Now Hiring By Text (Unless You Send Messages Like These)
A British mobile media company is now requiring people to apply by text message before getting a job interview. We see the potential for blush-inducing disaster.
Short and sweet messages aren’t just for funsies anymore. A mobile media company in the U.K. is changing the job hunting game by moving its hiring process to SMS: You text in 160 characters about yourself; they text you back if they like it. Only then can you get a real interview.
It’s a novel concept, especially for a modern media company. Still, we see one potential problem: the mistext. You know, that godawful moment when you type a message, hit the first couple letters of the recipient’s name — then realize, after it sends, that it went to the wrong destination. Jessica, instead of James. Mom, instead of MyBootyCall. A British mobile media company, instead of the dude you got drunk with last night.
You know it’s bound to happen to someone, and odds are, it’ll be with the most inappropriate message imaginable. A message like one of the texts below, all of which are (allegedly) real texts from real people, shared after the fact via textsfromlastnight.com.
Here, then, are The 15 Worst Texts You Could Accidentally Send When Applying For a Job. Please don’t be the one to make the mistake.
Tweet15. I just masturbated at work. Does that make me a prostitute since i just technically got paid to have sex?
14. He came in the heat vent in my car. Don’t ask how it happened.
13. I’m at a job interview and I smoked a little before I came. I thought it would make me less nervous. Boy was I wrong.
12. seriously this is one of those moments where im glad i dont really talk to or know the people i sleep with
11. good call on bringing her. it’s always good to invite chicks who mix booze and prescription drugs.
10. Do you think “I had sex with my co-worker last night I don’t think I can come in today” is a good excuse?
9. In these economic times, linking arms taking tequilla shots with your boss as an underage girl is the best job security I can think of
8. I wanted to tell him he wasn’t actually in me, but my god, awkward?
7. I got drunk and threw up on a kid at the amusement park.

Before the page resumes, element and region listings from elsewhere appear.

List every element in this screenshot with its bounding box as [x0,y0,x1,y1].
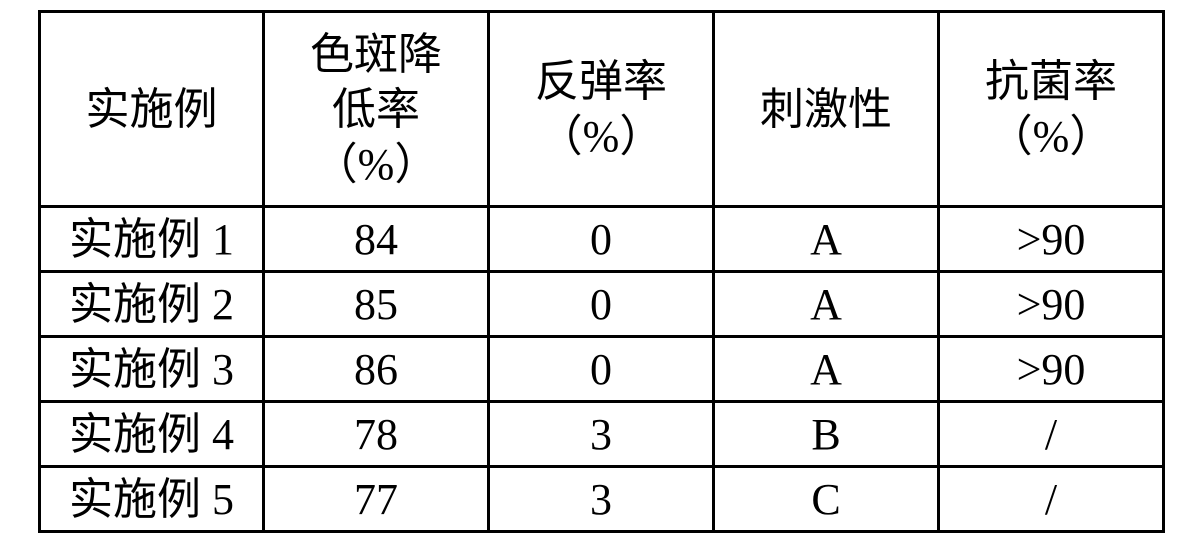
cell: 3 [489,467,714,532]
table-row: 实施例 3 86 0 A >90 [40,337,1164,402]
cell: >90 [939,337,1164,402]
cell: / [939,402,1164,467]
data-table: 实施例 色斑降低率（%） 反弹率（%） 刺激性 抗菌率（%） 实施例 1 84 … [38,10,1165,533]
col-header: 实施例 [40,12,264,207]
cell: 实施例 5 [40,467,264,532]
cell: 3 [489,402,714,467]
cell: 0 [489,272,714,337]
cell: A [714,207,939,272]
cell: C [714,467,939,532]
cell: 85 [264,272,489,337]
cell: 78 [264,402,489,467]
col-header: 色斑降低率（%） [264,12,489,207]
cell: B [714,402,939,467]
cell: 84 [264,207,489,272]
cell: >90 [939,272,1164,337]
table-row: 实施例 5 77 3 C / [40,467,1164,532]
cell: >90 [939,207,1164,272]
cell: 0 [489,337,714,402]
cell: 实施例 3 [40,337,264,402]
cell: 0 [489,207,714,272]
cell: 77 [264,467,489,532]
col-header: 反弹率（%） [489,12,714,207]
col-header: 刺激性 [714,12,939,207]
table-row: 实施例 4 78 3 B / [40,402,1164,467]
table-row: 实施例 2 85 0 A >90 [40,272,1164,337]
cell: 实施例 1 [40,207,264,272]
page-container: 实施例 色斑降低率（%） 反弹率（%） 刺激性 抗菌率（%） 实施例 1 84 … [0,0,1199,554]
cell: A [714,337,939,402]
table-row: 实施例 1 84 0 A >90 [40,207,1164,272]
cell: / [939,467,1164,532]
cell: A [714,272,939,337]
col-header: 抗菌率（%） [939,12,1164,207]
cell: 实施例 4 [40,402,264,467]
table-header-row: 实施例 色斑降低率（%） 反弹率（%） 刺激性 抗菌率（%） [40,12,1164,207]
cell: 实施例 2 [40,272,264,337]
cell: 86 [264,337,489,402]
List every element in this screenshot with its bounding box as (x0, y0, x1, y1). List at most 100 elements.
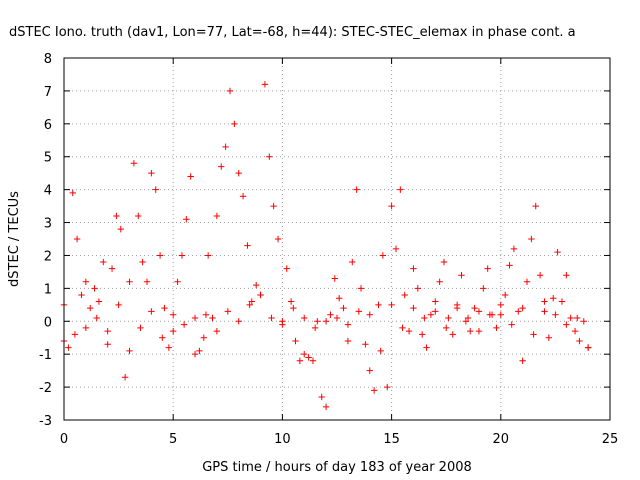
y-tick-label: 0 (44, 315, 52, 330)
data-point (159, 334, 166, 341)
data-point (563, 272, 570, 279)
data-point (532, 202, 539, 210)
y-tick-labels: -3 -2 -1 0 1 2 3 4 5 6 7 8 (39, 52, 52, 429)
data-point (191, 350, 199, 358)
data-point (340, 304, 347, 312)
x-tick-label: 25 (602, 432, 619, 447)
data-point (423, 344, 430, 351)
data-point (209, 314, 216, 322)
data-point (388, 301, 395, 309)
data-point (104, 341, 111, 348)
data-point (475, 308, 483, 315)
data-point (252, 281, 260, 289)
data-point (453, 304, 461, 312)
data-point (493, 324, 500, 332)
data-point (567, 314, 574, 322)
data-point (87, 304, 94, 312)
data-point (335, 295, 343, 302)
data-point (152, 186, 159, 193)
data-point (506, 262, 513, 269)
data-point (353, 186, 360, 193)
data-point (248, 298, 256, 305)
data-point (519, 357, 526, 364)
data-point (563, 321, 570, 328)
data-point (480, 285, 487, 292)
data-point (235, 169, 242, 177)
data-point (235, 318, 242, 325)
data-point (161, 304, 168, 312)
data-point (213, 327, 221, 335)
x-tick-label: 15 (383, 432, 400, 447)
data-point (292, 337, 299, 345)
data-point (471, 304, 478, 312)
data-point (126, 278, 133, 285)
data-point (283, 265, 290, 272)
data-point (174, 278, 181, 285)
data-point (443, 324, 450, 332)
data-point (475, 327, 483, 335)
data-point (113, 212, 120, 220)
data-point (126, 347, 133, 355)
y-tick-label: 8 (44, 52, 52, 67)
x-tick-label: 5 (169, 432, 177, 447)
y-tick-label: -3 (39, 414, 52, 429)
data-point (467, 327, 474, 335)
data-point (183, 216, 190, 223)
data-point (392, 245, 400, 253)
data-point (370, 387, 378, 394)
data-point (268, 314, 275, 322)
data-point (178, 252, 186, 259)
x-tick-label: 10 (274, 432, 291, 447)
y-tick-label: -2 (39, 381, 52, 396)
y-tick-label: 1 (44, 282, 52, 297)
data-point (65, 344, 72, 351)
data-point (139, 258, 146, 266)
data-point (418, 331, 426, 338)
data-point (180, 321, 188, 328)
data-point (421, 314, 428, 322)
data-point (318, 393, 325, 401)
data-point (246, 301, 253, 309)
data-point (379, 252, 387, 259)
data-point (377, 347, 384, 355)
data-point (117, 225, 124, 233)
data-point (93, 314, 100, 322)
data-point (130, 160, 138, 167)
data-point (82, 278, 90, 285)
data-point (239, 193, 247, 200)
data-point (432, 308, 439, 315)
data-point (156, 252, 164, 259)
data-point (296, 357, 304, 364)
x-tick-label: 20 (493, 432, 510, 447)
data-point (82, 324, 90, 332)
data-point (301, 314, 308, 322)
data-point (432, 298, 439, 305)
data-point (301, 350, 308, 358)
data-point (399, 324, 406, 332)
data-point (287, 298, 295, 305)
data-point (541, 298, 548, 305)
data-point (71, 331, 79, 338)
data-point (143, 278, 151, 285)
data-point (95, 298, 103, 305)
data-point (405, 327, 413, 335)
data-point (165, 344, 173, 351)
data-point (344, 321, 352, 328)
y-tick-label: -1 (39, 348, 52, 363)
data-point (427, 311, 435, 318)
data-point (187, 173, 194, 180)
data-point (501, 291, 509, 299)
data-point (91, 285, 98, 292)
data-point (121, 374, 129, 381)
data-point (464, 314, 472, 322)
data-point (108, 265, 116, 272)
data-point (331, 275, 339, 282)
data-point (322, 318, 330, 325)
data-point (322, 403, 330, 411)
data-point (204, 252, 212, 259)
data-point (311, 324, 319, 332)
data-point (290, 304, 297, 312)
data-point (148, 308, 155, 315)
data-point (314, 318, 321, 325)
data-point (305, 354, 312, 361)
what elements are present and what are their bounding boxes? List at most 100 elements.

I think they’re pressing charges.
6. I think condoms have that nasty latex smell to remind you in the morning of how gross you are.
5. Could guys at least pretend I require some amount of money to be spent before I randomly go down on them?
4. New rule: no balls on the kitchen counter.
3. there are singles shoved down my panties. this is the type of summer job i always wanted.
2. I’m worried someone is gonna take a black light to my work computer. But the connection is faster here.